There are two groups of marker-related cases and rulings outside the gambling substantiation area that are worthy of note.

There is a revenue ruling and a group of cases that look at gambling markers from the perspective of the gambling house. Specifically, is an accrual basis gambling house required to accrue income on gambling markers in advance of payment? The casinos argued that because gambling debts are not legally enforceable under Nevada law, income should be delayed until receipt. The casinos lost. It is noteworthy in my opinion that the casinos did not attempt to argue that the markers might represent something other than gambling income. The only issue was timing. See Revenue Ruling 83-106, 1983-2 CB 77, Flamingo Resort, Inc. v. U.S., 485 F. Supp. 925, 80-1 USTC ¶9312 (CA9, 1980), and Hilton Hotels Corporation v. Cmr., 46 TCM 303.

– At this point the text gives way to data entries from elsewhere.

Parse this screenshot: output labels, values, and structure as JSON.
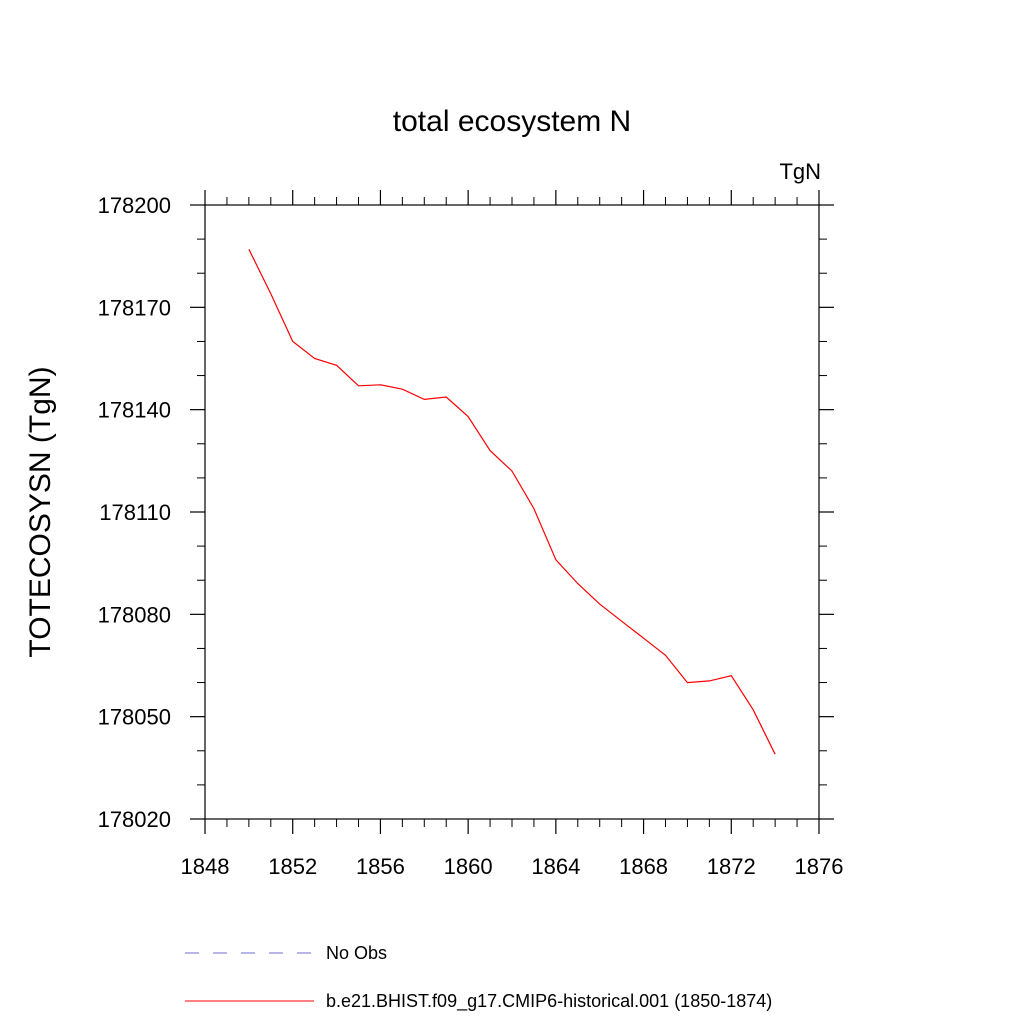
{
  "chart_data": {
    "type": "line",
    "title": "total ecosystem N",
    "units_label": "TgN",
    "xlabel": "",
    "ylabel": "TOTECOSYSN  (TgN)",
    "xlim": [
      1848,
      1876
    ],
    "ylim": [
      178020,
      178200
    ],
    "x_ticks": [
      1848,
      1852,
      1856,
      1860,
      1864,
      1868,
      1872,
      1876
    ],
    "y_ticks": [
      178020,
      178050,
      178080,
      178110,
      178140,
      178170,
      178200
    ],
    "x_minor_step": 1,
    "y_minor_step": 10,
    "grid": false,
    "legend_position": "bottom",
    "series": [
      {
        "name": "No Obs",
        "color": "#6c6cd0",
        "style": "dashed",
        "x": [],
        "y": []
      },
      {
        "name": "b.e21.BHIST.f09_g17.CMIP6-historical.001 (1850-1874)",
        "color": "#ff0000",
        "style": "solid",
        "x": [
          1850,
          1851,
          1852,
          1853,
          1854,
          1855,
          1856,
          1857,
          1858,
          1859,
          1860,
          1861,
          1862,
          1863,
          1864,
          1865,
          1866,
          1867,
          1868,
          1869,
          1870,
          1871,
          1872,
          1873,
          1874
        ],
        "y": [
          178187,
          178174,
          178160,
          178155,
          178153,
          178147,
          178147.3,
          178146,
          178143,
          178143.7,
          178138,
          178128,
          178122,
          178111,
          178096,
          178089,
          178083,
          178078,
          178073,
          178068,
          178060,
          178060.5,
          178062,
          178052,
          178039
        ]
      }
    ]
  }
}
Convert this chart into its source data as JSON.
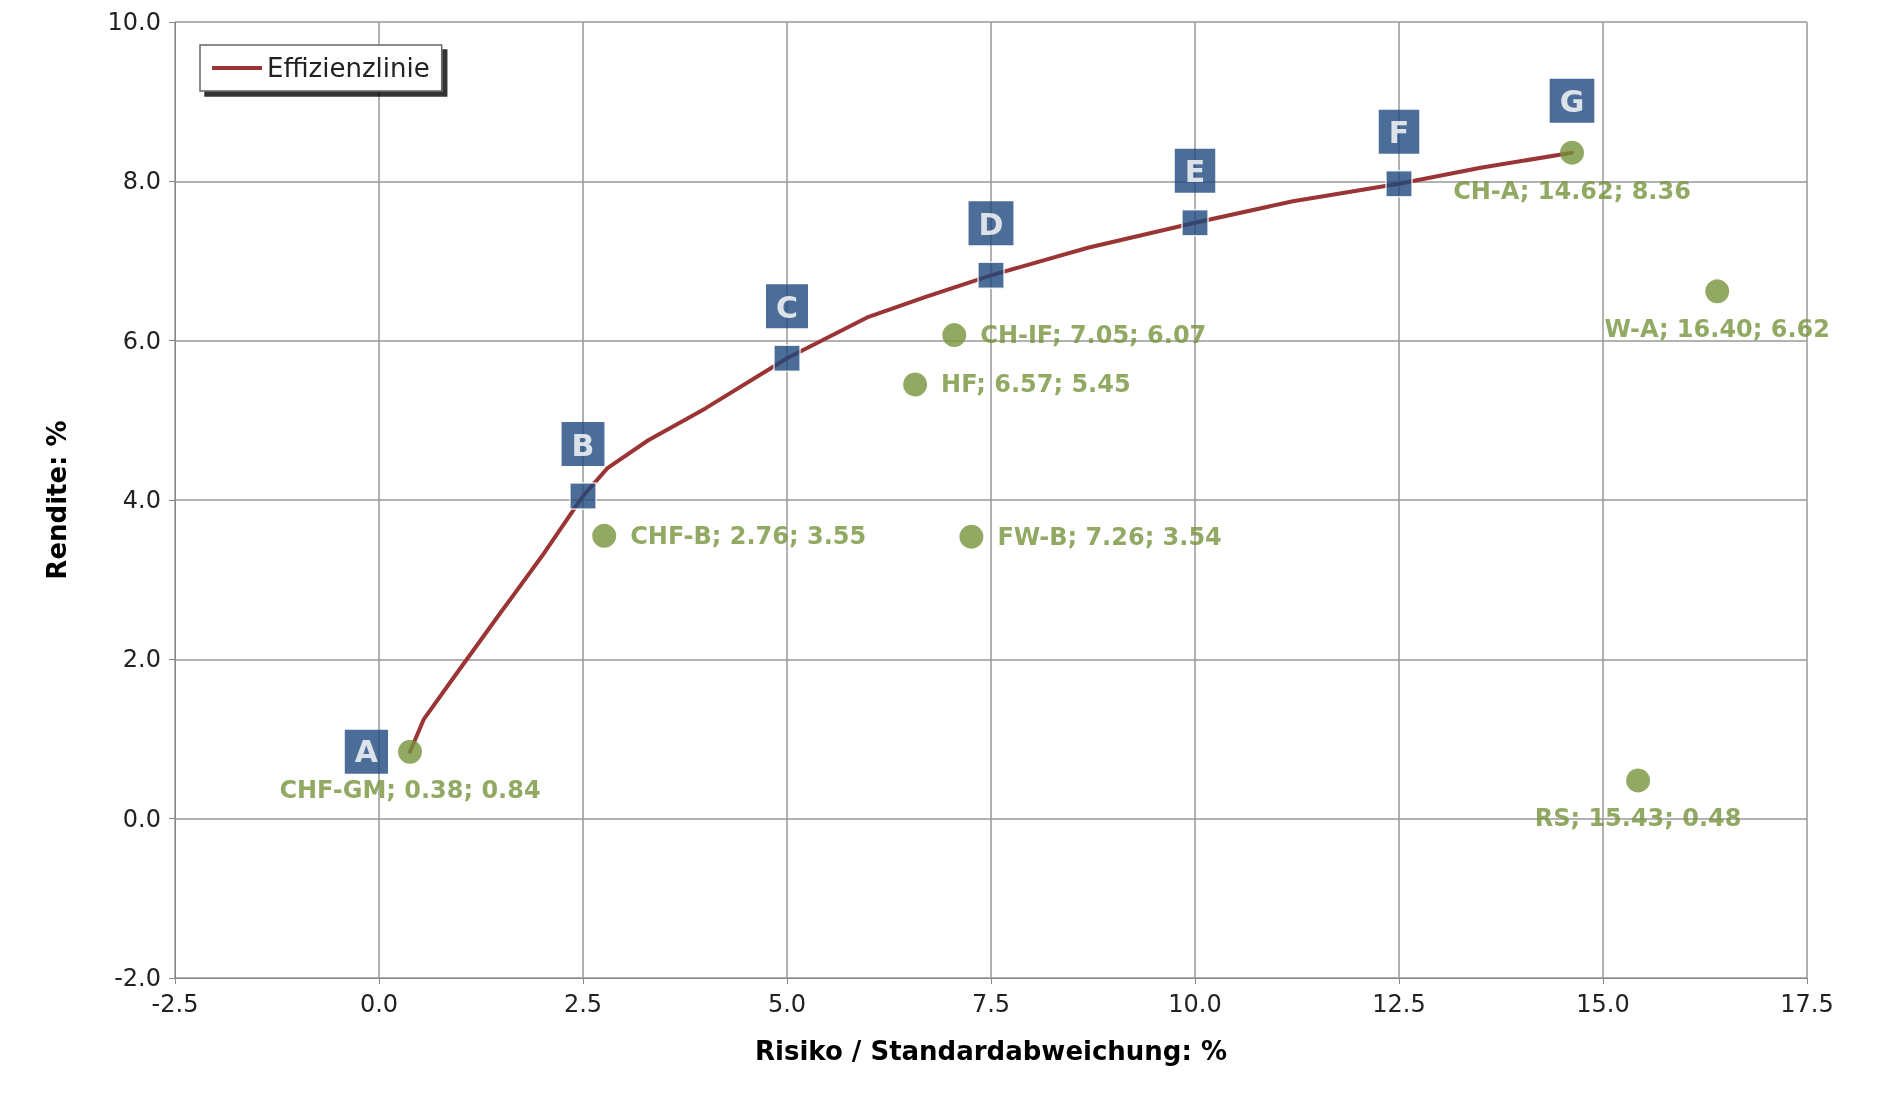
{
  "chart_data": {
    "type": "scatter",
    "xlabel": "Risiko / Standardabweichung: %",
    "ylabel": "Rendite: %",
    "xlim": [
      -2.5,
      17.5
    ],
    "ylim": [
      -2,
      10
    ],
    "xticks": [
      {
        "value": -2.5,
        "label": "-2.5"
      },
      {
        "value": 0,
        "label": "0.0"
      },
      {
        "value": 2.5,
        "label": "2.5"
      },
      {
        "value": 5,
        "label": "5.0"
      },
      {
        "value": 7.5,
        "label": "7.5"
      },
      {
        "value": 10,
        "label": "10.0"
      },
      {
        "value": 12.5,
        "label": "12.5"
      },
      {
        "value": 15,
        "label": "15.0"
      },
      {
        "value": 17.5,
        "label": "17.5"
      }
    ],
    "yticks": [
      {
        "value": -2,
        "label": "-2.0"
      },
      {
        "value": 0,
        "label": "0.0"
      },
      {
        "value": 2,
        "label": "2.0"
      },
      {
        "value": 4,
        "label": "4.0"
      },
      {
        "value": 6,
        "label": "6.0"
      },
      {
        "value": 8,
        "label": "8.0"
      },
      {
        "value": 10,
        "label": "10.0"
      }
    ],
    "grid": true,
    "legend": "top left",
    "series": [
      {
        "name": "Effizienzlinie",
        "type": "line",
        "color": "#9b3434",
        "marker": "none",
        "line_style": "solid",
        "x": [
          0.38,
          0.55,
          0.9,
          1.5,
          2.0,
          2.5,
          2.8,
          3.3,
          4.0,
          5.0,
          6.0,
          6.7,
          7.5,
          8.7,
          10.0,
          11.2,
          12.5,
          13.5,
          14.62
        ],
        "values": [
          0.84,
          1.25,
          1.75,
          2.6,
          3.3,
          4.05,
          4.4,
          4.75,
          5.15,
          5.78,
          6.3,
          6.55,
          6.82,
          7.17,
          7.48,
          7.75,
          7.97,
          8.17,
          8.36
        ]
      },
      {
        "color": "#77933c",
        "marker": "circle",
        "x": [
          0.38,
          2.76,
          7.05,
          6.57,
          7.26,
          14.62,
          16.4,
          15.43
        ],
        "values": [
          0.84,
          3.55,
          6.07,
          5.45,
          3.54,
          8.36,
          6.62,
          0.48
        ],
        "value_labels": [
          "CHF-GM; 0.38; 0.84",
          "CHF-B; 2.76; 3.55",
          "CH-IF; 7.05; 6.07",
          "HF; 6.57; 5.45",
          "FW-B; 7.26; 3.54",
          "CH-A; 14.62; 8.36",
          "W-A; 16.40; 6.62",
          "RS; 15.43; 0.48"
        ]
      },
      {
        "color": "#1f497d",
        "marker": "square",
        "x": [
          2.5,
          5.0,
          7.5,
          10.0,
          12.5
        ],
        "values": [
          4.05,
          5.78,
          6.82,
          7.48,
          7.97
        ]
      }
    ],
    "annotations": [
      {
        "text": "A",
        "x": 0.38,
        "y": 0.84
      },
      {
        "text": "B",
        "x": 2.5,
        "y": 4.05
      },
      {
        "text": "C",
        "x": 5.0,
        "y": 5.78
      },
      {
        "text": "D",
        "x": 7.5,
        "y": 6.82
      },
      {
        "text": "E",
        "x": 10.0,
        "y": 7.48
      },
      {
        "text": "F",
        "x": 12.5,
        "y": 7.97
      },
      {
        "text": "G",
        "x": 14.62,
        "y": 8.36
      }
    ]
  }
}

In Estate of Chagra, 60 TCM 104, the issue was whether a decedent's estate could take a deduction for a gambling debt represented by a series of markers. The court noted obliquely that the decedent frequently left the casino having cashed in gambling chips. In other words, the markers were not entirely used for gambling purposes. Although this was not a factor in the court's decision, it seems to me that the IRS could argue that your client did not necessarily use the marker money for gambling and should thus not be allowed to reduce gambling income by the entirety of the outstanding markers.

As far as your client being a professional gambler is concerned, I offer the following.

It is clearly possible to be a professional gambler for tax purposes. The Supreme Court said so in the case of Groetzinger v. U.S., 480 U.S. 23 (1987), even though the threshold for being so considered is quite high.

Oftentimes, professional gambler status is sought after in order to allow the taxpayer to deduct losses in excess of winnings and to allow the expenses related to gambling such as travel and meals, etc. It is unclear from our conversations whether your client has excess losses and incidental expense or not. It seems to me that claiming a Schedule C loss from gambling would normally raise a taxpayer's audit chances considerably. On the other hand, I wonder if your client is not virtually assured of getting audited in any event given the long period of non-filing and the large gambling income amounts. Clearly, there is no one right answer in this circumstance.